New class continues upward diversity trend


New degrees offer training in discipleship development, urban ministry

At its opening convocation ceremony on September 9, McCormick Theological Seminary greeted one of the most diverse junior classes in its history, a group of 60 new students differing widely in Christian tradition and racial-ethnic identity, in particular. As in recent years, this year’s profile is a product of McCormick’s efforts to recruit a student body representative of the broader Church and called to serve in an array of ministry settings.

Approximately 37 percent of the class holds membership in the Presbyterian Church (U.S.A.), with an additional 14 percent coming from non-U.S. Presbyterian denominations. The remainder of incoming students is split among Baptist traditions (13 percent), non-denominational students (10 percent), Pentecostal (7 percent), United Church of Christ (5 percent), and seven other denominations.

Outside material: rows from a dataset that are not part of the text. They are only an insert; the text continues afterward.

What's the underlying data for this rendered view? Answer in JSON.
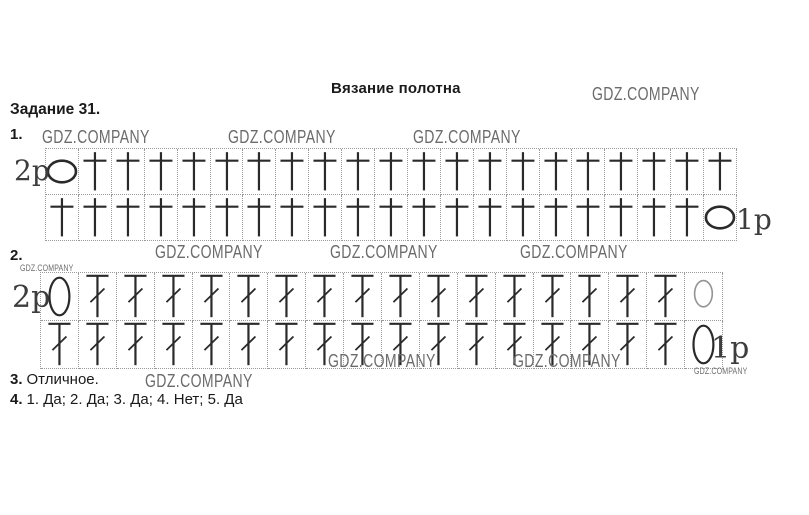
{
  "page": {
    "title": "Вязание полотна",
    "task_heading": "Задание 31.",
    "items": {
      "item1_label": "1.",
      "item2_label": "2.",
      "item3_label": "3.",
      "item3_text": "Отличное.",
      "item4_label": "4.",
      "item4_text": "1. Да; 2. Да; 3. Да; 4. Нет; 5. Да"
    }
  },
  "watermark": {
    "text": "GDZ.COMPANY",
    "color": "#6b6b6b"
  },
  "symbol_color": "#2a2a2a",
  "diagram1": {
    "row_label_top": "2р",
    "row_label_bottom": "1р",
    "columns": 21,
    "row_height": 46,
    "rows": [
      {
        "name": "row-2",
        "cells": [
          "chain",
          "sc",
          "sc",
          "sc",
          "sc",
          "sc",
          "sc",
          "sc",
          "sc",
          "sc",
          "sc",
          "sc",
          "sc",
          "sc",
          "sc",
          "sc",
          "sc",
          "sc",
          "sc",
          "sc",
          "sc"
        ]
      },
      {
        "name": "row-1",
        "cells": [
          "sc",
          "sc",
          "sc",
          "sc",
          "sc",
          "sc",
          "sc",
          "sc",
          "sc",
          "sc",
          "sc",
          "sc",
          "sc",
          "sc",
          "sc",
          "sc",
          "sc",
          "sc",
          "sc",
          "sc",
          "chain"
        ]
      }
    ]
  },
  "diagram2": {
    "row_label_top": "2р",
    "row_label_bottom": "1р",
    "columns": 18,
    "row_height": 48,
    "rows": [
      {
        "name": "row-2",
        "cells": [
          "chain-tall",
          "dc",
          "dc",
          "dc",
          "dc",
          "dc",
          "dc",
          "dc",
          "dc",
          "dc",
          "dc",
          "dc",
          "dc",
          "dc",
          "dc",
          "dc",
          "dc",
          "chain-tall-light"
        ]
      },
      {
        "name": "row-1",
        "cells": [
          "dc",
          "dc",
          "dc",
          "dc",
          "dc",
          "dc",
          "dc",
          "dc",
          "dc",
          "dc",
          "dc",
          "dc",
          "dc",
          "dc",
          "dc",
          "dc",
          "dc",
          "chain-tall"
        ]
      }
    ]
  }
}
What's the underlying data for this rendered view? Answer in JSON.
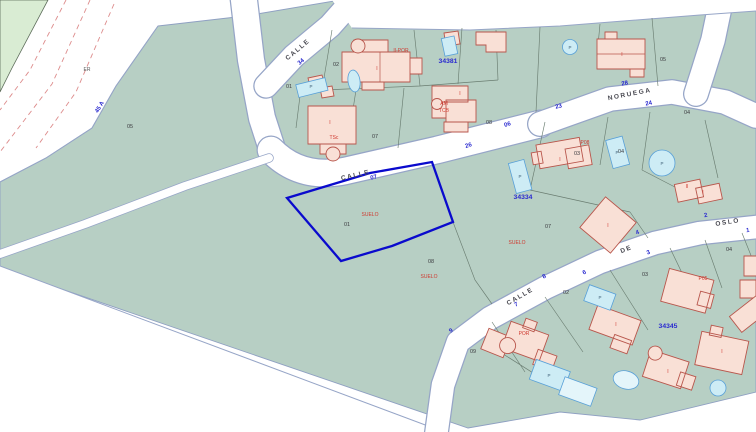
{
  "annotations": {
    "er_label": "ER",
    "km_label": "45 A"
  },
  "streets": [
    {
      "label": "CALLE"
    },
    {
      "label": "34"
    },
    {
      "label": "CALLE"
    },
    {
      "label": "07"
    },
    {
      "label": "06"
    },
    {
      "label": "26"
    },
    {
      "label": "NORUEGA"
    },
    {
      "label": "28"
    },
    {
      "label": "24"
    },
    {
      "label": "23"
    },
    {
      "label": "CALLE"
    },
    {
      "label": "DE"
    },
    {
      "label": "OSLO"
    },
    {
      "label": "9"
    },
    {
      "label": "7"
    },
    {
      "label": "8"
    },
    {
      "label": "6"
    },
    {
      "label": "4"
    },
    {
      "label": "3"
    },
    {
      "label": "2"
    },
    {
      "label": "1"
    }
  ],
  "blocks": [
    "34381",
    "34334",
    "34345"
  ],
  "parcels": [
    "05",
    "01",
    "02",
    "07",
    "08",
    "05",
    "04",
    "03",
    "04",
    "07",
    "08",
    "09",
    "02",
    "03",
    "04"
  ],
  "selected_parcel": {
    "number": "01",
    "land_use_label": "SUELO"
  },
  "construction_labels": [
    "II-POR",
    "AM",
    "TCB",
    "TSc",
    "SUELO",
    "SUELO",
    "P08",
    "P05",
    "POR",
    "II",
    "I"
  ],
  "marks": {
    "floor": "I",
    "pool": "P"
  },
  "colors": {
    "selected_parcel_outline": "#0a0acd",
    "parcel_fill": "#b7cfc4",
    "green_area_fill": "#d9ecd3",
    "building_fill": "#f9e0d6",
    "building_stroke": "#b8564c",
    "pool_fill": "#cdecf5",
    "pool_stroke": "#58a0d8",
    "street_number_text": "#2a2ad0",
    "construction_text": "#cf3a30"
  }
}
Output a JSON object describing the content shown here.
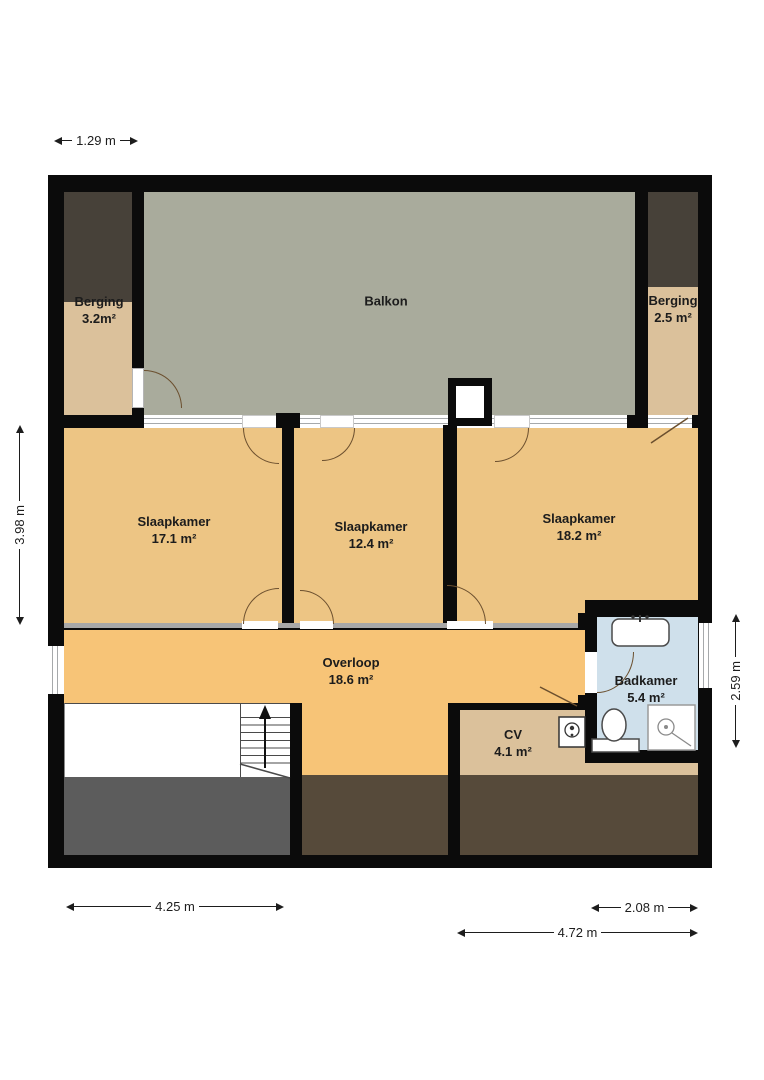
{
  "rooms": {
    "balkon": {
      "name": "Balkon"
    },
    "berging_left": {
      "name": "Berging",
      "area": "3.2m²"
    },
    "berging_right": {
      "name": "Berging",
      "area": "2.5 m²"
    },
    "slaapkamer_1": {
      "name": "Slaapkamer",
      "area": "17.1 m²"
    },
    "slaapkamer_2": {
      "name": "Slaapkamer",
      "area": "12.4 m²"
    },
    "slaapkamer_3": {
      "name": "Slaapkamer",
      "area": "18.2 m²"
    },
    "overloop": {
      "name": "Overloop",
      "area": "18.6 m²"
    },
    "badkamer": {
      "name": "Badkamer",
      "area": "5.4 m²"
    },
    "cv": {
      "name": "CV",
      "area": "4.1 m²"
    }
  },
  "dimensions": {
    "top_left_width": "1.29 m",
    "left_height": "3.98 m",
    "right_height": "2.59 m",
    "bottom_left_width": "4.25 m",
    "bottom_right_width": "2.08 m",
    "bottom_total_width": "4.72 m"
  },
  "colors": {
    "wall": "#0b0b0b",
    "balcony_floor": "#a9ab9c",
    "storage_floor": "#dbc19b",
    "bedroom_floor": "#edc584",
    "landing_floor": "#f7c477",
    "bathroom_floor": "#cfe0eb",
    "void_brown": "#564a3a",
    "void_gray": "#5c5c5c",
    "attic_dark": "#474139"
  }
}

The seminary continues its upward trend during the last several years of matriculating a racially diverse student body. Compared to last year, the percentage of incoming African American students held steady at one-third of the class, while European American students comprise 30 percent of the class. Korean international students rose to 11, or 18 percent, while Latin@ and Asian American students together make up 11 percent of the class.

Supporting this increasingly diverse student body, which numbers 154 at the master’s level, are two new degree programs. The two-year M.A. in Discipleship Development is designed to deepen students’ grasp of and facility for the practical arts of ministry such as teaching, leading worship, hospitality and spiritual formation. The M.A. in Urban Ministry, also a two-year degree program, is for those seeking to serve an urban congregation or church-related organization and require a deeper capacity for social analysis, ethical reflection, and community organizing skills.